07/10/2015  |  
Knocking Tobacco Out of the Park

The San Francisco Giants will become the first Major League Baseball team to ban chewing tobacco in its home stadium. However, the credit for this health-promoting measure is not due to the team, the league or even MLB. Instead, it’s the result of a prohibition against smokeless tobacco use in public sports venues passed unanimously by the City of San Francisco’s Board of Supervisors, and signed into law by the city’s mayor. The ban takes effect Jan. 1, 2016.

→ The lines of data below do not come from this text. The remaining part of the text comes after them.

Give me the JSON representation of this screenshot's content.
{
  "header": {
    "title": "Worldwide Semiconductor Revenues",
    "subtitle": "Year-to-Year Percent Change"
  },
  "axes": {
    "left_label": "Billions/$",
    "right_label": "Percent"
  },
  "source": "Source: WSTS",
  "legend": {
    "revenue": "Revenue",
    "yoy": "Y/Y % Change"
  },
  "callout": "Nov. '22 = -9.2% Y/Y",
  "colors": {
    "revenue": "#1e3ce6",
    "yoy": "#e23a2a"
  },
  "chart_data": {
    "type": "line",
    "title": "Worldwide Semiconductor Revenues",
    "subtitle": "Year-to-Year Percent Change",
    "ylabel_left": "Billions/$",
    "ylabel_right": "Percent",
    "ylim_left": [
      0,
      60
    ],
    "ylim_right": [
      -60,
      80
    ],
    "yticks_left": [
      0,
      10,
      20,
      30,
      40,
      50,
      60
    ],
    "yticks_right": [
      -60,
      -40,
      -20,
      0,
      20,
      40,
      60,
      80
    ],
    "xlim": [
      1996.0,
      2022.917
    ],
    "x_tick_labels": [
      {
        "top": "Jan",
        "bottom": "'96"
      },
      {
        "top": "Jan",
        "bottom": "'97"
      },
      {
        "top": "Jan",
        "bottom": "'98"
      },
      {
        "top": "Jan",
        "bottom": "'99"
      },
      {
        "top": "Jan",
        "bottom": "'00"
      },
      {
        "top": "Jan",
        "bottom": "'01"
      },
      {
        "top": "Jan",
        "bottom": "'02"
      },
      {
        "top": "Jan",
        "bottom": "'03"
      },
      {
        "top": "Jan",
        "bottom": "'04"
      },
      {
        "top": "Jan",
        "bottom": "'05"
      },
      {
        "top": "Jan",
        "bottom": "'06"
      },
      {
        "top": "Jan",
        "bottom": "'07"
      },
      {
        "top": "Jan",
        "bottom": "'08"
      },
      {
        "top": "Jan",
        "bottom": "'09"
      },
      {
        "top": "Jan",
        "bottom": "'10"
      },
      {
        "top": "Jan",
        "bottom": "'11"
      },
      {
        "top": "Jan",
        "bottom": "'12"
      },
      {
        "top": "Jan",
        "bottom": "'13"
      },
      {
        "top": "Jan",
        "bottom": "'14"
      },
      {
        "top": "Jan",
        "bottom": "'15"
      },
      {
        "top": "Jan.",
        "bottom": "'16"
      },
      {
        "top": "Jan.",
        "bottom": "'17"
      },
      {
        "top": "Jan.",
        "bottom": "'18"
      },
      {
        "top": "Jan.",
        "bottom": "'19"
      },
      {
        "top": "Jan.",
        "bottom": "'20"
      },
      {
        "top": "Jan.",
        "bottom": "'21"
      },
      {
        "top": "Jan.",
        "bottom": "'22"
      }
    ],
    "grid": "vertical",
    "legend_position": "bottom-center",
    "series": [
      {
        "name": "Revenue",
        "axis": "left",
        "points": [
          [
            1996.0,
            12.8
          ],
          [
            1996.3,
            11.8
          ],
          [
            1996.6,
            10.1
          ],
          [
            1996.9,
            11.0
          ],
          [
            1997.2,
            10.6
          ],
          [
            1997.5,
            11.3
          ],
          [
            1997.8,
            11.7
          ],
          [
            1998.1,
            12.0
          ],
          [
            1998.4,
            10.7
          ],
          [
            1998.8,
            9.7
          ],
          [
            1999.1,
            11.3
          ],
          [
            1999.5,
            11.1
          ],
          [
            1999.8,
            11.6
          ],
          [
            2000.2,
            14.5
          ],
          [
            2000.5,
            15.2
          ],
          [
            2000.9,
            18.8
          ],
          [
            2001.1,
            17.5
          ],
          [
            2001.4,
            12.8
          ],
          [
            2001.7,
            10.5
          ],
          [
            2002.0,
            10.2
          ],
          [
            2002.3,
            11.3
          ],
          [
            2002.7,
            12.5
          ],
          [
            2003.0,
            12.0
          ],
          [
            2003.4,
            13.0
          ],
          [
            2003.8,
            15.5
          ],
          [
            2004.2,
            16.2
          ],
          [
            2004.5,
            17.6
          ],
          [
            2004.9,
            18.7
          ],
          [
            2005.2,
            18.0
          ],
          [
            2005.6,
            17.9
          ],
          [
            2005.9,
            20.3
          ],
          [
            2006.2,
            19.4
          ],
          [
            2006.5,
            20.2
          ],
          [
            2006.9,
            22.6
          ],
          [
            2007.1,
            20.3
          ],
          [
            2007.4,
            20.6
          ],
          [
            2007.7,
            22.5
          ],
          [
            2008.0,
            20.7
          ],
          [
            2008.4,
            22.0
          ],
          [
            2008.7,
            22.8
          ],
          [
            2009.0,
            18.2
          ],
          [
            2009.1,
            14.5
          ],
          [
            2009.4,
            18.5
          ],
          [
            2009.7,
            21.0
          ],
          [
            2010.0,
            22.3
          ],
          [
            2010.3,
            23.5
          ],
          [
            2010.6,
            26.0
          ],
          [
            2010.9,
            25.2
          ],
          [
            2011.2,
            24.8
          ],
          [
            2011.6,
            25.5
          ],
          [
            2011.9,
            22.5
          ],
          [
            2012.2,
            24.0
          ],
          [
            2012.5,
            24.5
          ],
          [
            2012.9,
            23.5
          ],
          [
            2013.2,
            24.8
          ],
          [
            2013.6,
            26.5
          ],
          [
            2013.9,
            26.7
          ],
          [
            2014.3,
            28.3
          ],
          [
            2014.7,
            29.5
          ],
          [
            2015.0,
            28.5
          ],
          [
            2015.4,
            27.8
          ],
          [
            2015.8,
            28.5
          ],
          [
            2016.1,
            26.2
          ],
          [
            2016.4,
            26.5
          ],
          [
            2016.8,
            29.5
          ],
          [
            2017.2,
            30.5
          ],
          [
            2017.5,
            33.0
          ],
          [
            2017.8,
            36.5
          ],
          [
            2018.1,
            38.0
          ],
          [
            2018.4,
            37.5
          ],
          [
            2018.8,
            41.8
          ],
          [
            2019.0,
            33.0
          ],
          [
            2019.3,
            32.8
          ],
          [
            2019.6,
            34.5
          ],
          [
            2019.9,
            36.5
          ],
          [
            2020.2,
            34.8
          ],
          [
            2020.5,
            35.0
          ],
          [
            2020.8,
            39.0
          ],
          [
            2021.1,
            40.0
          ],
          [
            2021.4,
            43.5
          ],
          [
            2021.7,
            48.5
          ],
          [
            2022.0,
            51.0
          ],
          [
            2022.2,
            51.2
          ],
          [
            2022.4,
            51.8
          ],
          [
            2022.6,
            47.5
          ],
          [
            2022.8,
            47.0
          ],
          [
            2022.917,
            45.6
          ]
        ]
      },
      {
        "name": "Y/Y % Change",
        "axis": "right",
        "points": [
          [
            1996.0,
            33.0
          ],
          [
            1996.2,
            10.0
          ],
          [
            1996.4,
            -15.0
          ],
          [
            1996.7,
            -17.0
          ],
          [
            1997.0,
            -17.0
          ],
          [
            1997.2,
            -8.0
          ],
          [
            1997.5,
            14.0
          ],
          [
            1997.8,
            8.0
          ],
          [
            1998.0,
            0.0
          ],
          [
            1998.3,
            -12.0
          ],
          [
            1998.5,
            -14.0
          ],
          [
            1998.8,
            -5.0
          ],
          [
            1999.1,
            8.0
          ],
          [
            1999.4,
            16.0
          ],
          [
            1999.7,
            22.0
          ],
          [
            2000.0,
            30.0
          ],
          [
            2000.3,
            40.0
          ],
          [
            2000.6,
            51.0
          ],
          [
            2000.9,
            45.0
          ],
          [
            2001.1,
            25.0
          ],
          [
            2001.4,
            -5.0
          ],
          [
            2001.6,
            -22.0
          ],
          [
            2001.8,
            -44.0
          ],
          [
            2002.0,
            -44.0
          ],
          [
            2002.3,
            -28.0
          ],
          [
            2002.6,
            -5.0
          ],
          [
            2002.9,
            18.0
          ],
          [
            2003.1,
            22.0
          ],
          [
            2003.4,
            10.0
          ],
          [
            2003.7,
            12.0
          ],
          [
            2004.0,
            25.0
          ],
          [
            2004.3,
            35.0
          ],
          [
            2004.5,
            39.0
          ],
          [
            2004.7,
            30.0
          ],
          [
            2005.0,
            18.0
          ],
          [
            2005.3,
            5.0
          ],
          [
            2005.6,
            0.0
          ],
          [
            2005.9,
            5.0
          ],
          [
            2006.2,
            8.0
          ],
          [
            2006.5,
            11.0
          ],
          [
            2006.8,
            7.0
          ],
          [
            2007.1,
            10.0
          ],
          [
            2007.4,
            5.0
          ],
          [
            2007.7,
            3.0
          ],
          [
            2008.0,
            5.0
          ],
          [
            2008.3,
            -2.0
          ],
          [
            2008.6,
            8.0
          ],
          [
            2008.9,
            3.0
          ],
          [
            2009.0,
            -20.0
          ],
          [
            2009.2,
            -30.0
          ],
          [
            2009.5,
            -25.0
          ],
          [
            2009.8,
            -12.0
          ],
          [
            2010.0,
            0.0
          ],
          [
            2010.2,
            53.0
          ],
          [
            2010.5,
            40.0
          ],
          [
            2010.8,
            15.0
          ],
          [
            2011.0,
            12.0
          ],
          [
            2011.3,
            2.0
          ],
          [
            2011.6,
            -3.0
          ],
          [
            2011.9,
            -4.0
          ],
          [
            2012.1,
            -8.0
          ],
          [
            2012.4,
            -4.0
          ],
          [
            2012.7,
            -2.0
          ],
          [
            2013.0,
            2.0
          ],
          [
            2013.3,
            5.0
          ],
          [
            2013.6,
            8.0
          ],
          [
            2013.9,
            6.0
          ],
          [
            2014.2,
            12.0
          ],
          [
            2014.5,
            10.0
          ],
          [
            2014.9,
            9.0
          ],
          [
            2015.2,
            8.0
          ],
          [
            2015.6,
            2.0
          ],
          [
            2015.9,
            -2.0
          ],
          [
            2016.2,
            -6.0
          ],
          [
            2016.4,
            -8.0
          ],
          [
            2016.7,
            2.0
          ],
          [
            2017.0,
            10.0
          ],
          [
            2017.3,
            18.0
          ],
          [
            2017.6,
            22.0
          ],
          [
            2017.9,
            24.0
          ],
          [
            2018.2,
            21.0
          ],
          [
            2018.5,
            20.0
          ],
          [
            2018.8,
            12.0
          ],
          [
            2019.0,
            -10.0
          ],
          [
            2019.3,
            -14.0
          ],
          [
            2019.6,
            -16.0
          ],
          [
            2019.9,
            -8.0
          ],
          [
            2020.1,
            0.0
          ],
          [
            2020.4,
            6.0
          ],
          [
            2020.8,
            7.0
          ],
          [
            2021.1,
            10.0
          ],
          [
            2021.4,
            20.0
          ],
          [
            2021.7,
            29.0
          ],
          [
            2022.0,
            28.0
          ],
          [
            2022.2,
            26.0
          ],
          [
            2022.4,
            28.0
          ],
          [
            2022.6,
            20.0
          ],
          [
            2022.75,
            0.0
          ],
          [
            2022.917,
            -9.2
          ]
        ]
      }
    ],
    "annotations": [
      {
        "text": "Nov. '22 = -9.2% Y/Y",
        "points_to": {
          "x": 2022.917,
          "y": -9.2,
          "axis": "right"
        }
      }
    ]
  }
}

It has long been recognized that kids not only look up to their sports heroes, they seek to emulate them — whether it’s wearing the same jersey or adopting the same unhealthy behavior. Just recently, a University of California San Francisco study found that “Professional and college athletes provide a powerful model for boys and young men to use smokeless tobacco by legitimizing chewing and dipping as an integral part of being a successful athlete, and the high levels of smokeless tobacco use observed in the college and professional ranks are mirrored among adolescent athletes.” According to the 2015 study, adolescents who participate in high school sports are as much as 60% more likely to use smokeless tobacco than non-athletes.

Meanwhile, smokeless tobacco use “substantially increases the risk of oral and pancreatic cancer, gum disease, nicotine addiction, and initiation of cigarette smoking among adolescents,” the study said.

“San Francisco will send a simple and strong message,” declared Board of Supervisors member Mark Farrell, who sponsored the ban — which applies to spectators as well as players. “Tobacco use in sports will no longer harm our youth, our health.”

The new law was championed by the Campaign for Tobacco-Free Kids, a consumer advocacy group based in Washington, D.C. Matthew L. Myers, the group’s president, applauded San Francisco’s action.

“The home of the World Champion Giants has set an example that all of Major League Baseball and the rest of the country should quickly follow.” He said. “Our national pastime should have nothing to do with promoting a deadly and addictive product.”